Bei einem 20 Jahre alten Versicherten, der monatlich einen Beitrag von rund 15 Euro zahlt, schwanken in Pflegestufe III die monatlichen Leistungen zwischen 1980 Euro beim besten Anbieter und 840 Euro beim schlechtesten Anbieter. 600 Euro sind vom Gesetzgeber als Untergrenze vorgeschrieben. Auch bei den Tarifen in Pflegestufe I und II sind die Unterschiede je nach Anbieter erheblich.

Das Problem: Es gibt keinen Versicherer, der in allen Pflegestufen die höchste Leistung bietet. Während bei einem jungen Versicherten vor allem die Leistungen variieren, unterscheiden sich bei Älteren vor allem die Monatsbeiträge. Einen 60 Jahre alte Versicherter kann bei keiner Gesellschaft in Pflegestufe III mehr als die gesetzliche Mindestanforderung von 600 Euro absichern.

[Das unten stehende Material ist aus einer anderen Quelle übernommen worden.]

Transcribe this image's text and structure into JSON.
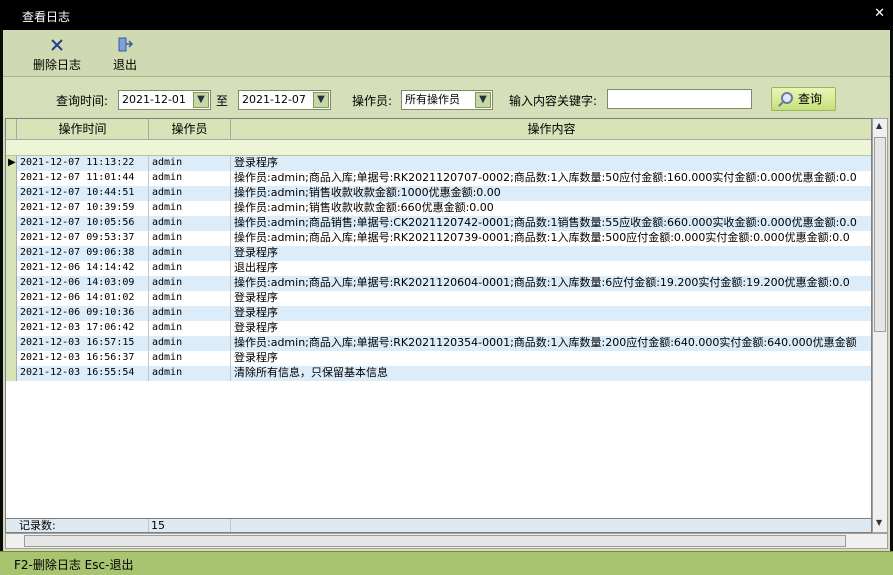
{
  "window": {
    "title": "查看日志",
    "close_icon": "close-icon"
  },
  "toolbar": {
    "delete_label": "删除日志",
    "exit_label": "退出"
  },
  "filters": {
    "time_label": "查询时间:",
    "date_from": "2021-12-01",
    "to_label": "至",
    "date_to": "2021-12-07",
    "operator_label": "操作员:",
    "operator_value": "所有操作员",
    "keyword_label": "输入内容关键字:",
    "keyword_value": "",
    "query_label": "查询"
  },
  "table": {
    "columns": [
      "操作时间",
      "操作员",
      "操作内容"
    ],
    "rows": [
      {
        "time": "2021-12-07 11:13:22",
        "operator": "admin",
        "content": "登录程序"
      },
      {
        "time": "2021-12-07 11:01:44",
        "operator": "admin",
        "content": "操作员:admin;商品入库;单据号:RK2021120707-0002;商品数:1入库数量:50应付金额:160.000实付金额:0.000优惠金额:0.0"
      },
      {
        "time": "2021-12-07 10:44:51",
        "operator": "admin",
        "content": "操作员:admin;销售收款收款金额:1000优惠金额:0.00"
      },
      {
        "time": "2021-12-07 10:39:59",
        "operator": "admin",
        "content": "操作员:admin;销售收款收款金额:660优惠金额:0.00"
      },
      {
        "time": "2021-12-07 10:05:56",
        "operator": "admin",
        "content": "操作员:admin;商品销售;单据号:CK2021120742-0001;商品数:1销售数量:55应收金额:660.000实收金额:0.000优惠金额:0.0"
      },
      {
        "time": "2021-12-07 09:53:37",
        "operator": "admin",
        "content": "操作员:admin;商品入库;单据号:RK2021120739-0001;商品数:1入库数量:500应付金额:0.000实付金额:0.000优惠金额:0.0"
      },
      {
        "time": "2021-12-07 09:06:38",
        "operator": "admin",
        "content": "登录程序"
      },
      {
        "time": "2021-12-06 14:14:42",
        "operator": "admin",
        "content": "退出程序"
      },
      {
        "time": "2021-12-06 14:03:09",
        "operator": "admin",
        "content": "操作员:admin;商品入库;单据号:RK2021120604-0001;商品数:1入库数量:6应付金额:19.200实付金额:19.200优惠金额:0.0"
      },
      {
        "time": "2021-12-06 14:01:02",
        "operator": "admin",
        "content": "登录程序"
      },
      {
        "time": "2021-12-06 09:10:36",
        "operator": "admin",
        "content": "登录程序"
      },
      {
        "time": "2021-12-03 17:06:42",
        "operator": "admin",
        "content": "登录程序"
      },
      {
        "time": "2021-12-03 16:57:15",
        "operator": "admin",
        "content": "操作员:admin;商品入库;单据号:RK2021120354-0001;商品数:1入库数量:200应付金额:640.000实付金额:640.000优惠金额"
      },
      {
        "time": "2021-12-03 16:56:37",
        "operator": "admin",
        "content": "登录程序"
      },
      {
        "time": "2021-12-03 16:55:54",
        "operator": "admin",
        "content": "清除所有信息，只保留基本信息"
      }
    ],
    "footer_label": "记录数:",
    "footer_count": "15"
  },
  "status": {
    "text": "F2-删除日志 Esc-退出"
  },
  "colors": {
    "row_alt": "#dcecf8",
    "row_plain": "#ffffff",
    "frame": "#d3deb8",
    "status": "#a8c470"
  }
}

Die Beiträge variieren je nach Anbieter dabei zwischen 24 Euro und mehr als 38 Euro im Monat. „Das Thema Pflege-Bahr ist komplex“, sagt Stephan Schinnenburg, Geschäftsführer von Morgen & Morgen. „Starke Beitragsunterschiede bei älteren Versicherungsnehmern, extrem variierende Pflegemonatsgelder bei jüngeren Versicherten, unterschiedliche Leistungen innerhalb der Pflegestufen machen die geförderte Pflege beratungsintensiver als ursprünglich angenommen“.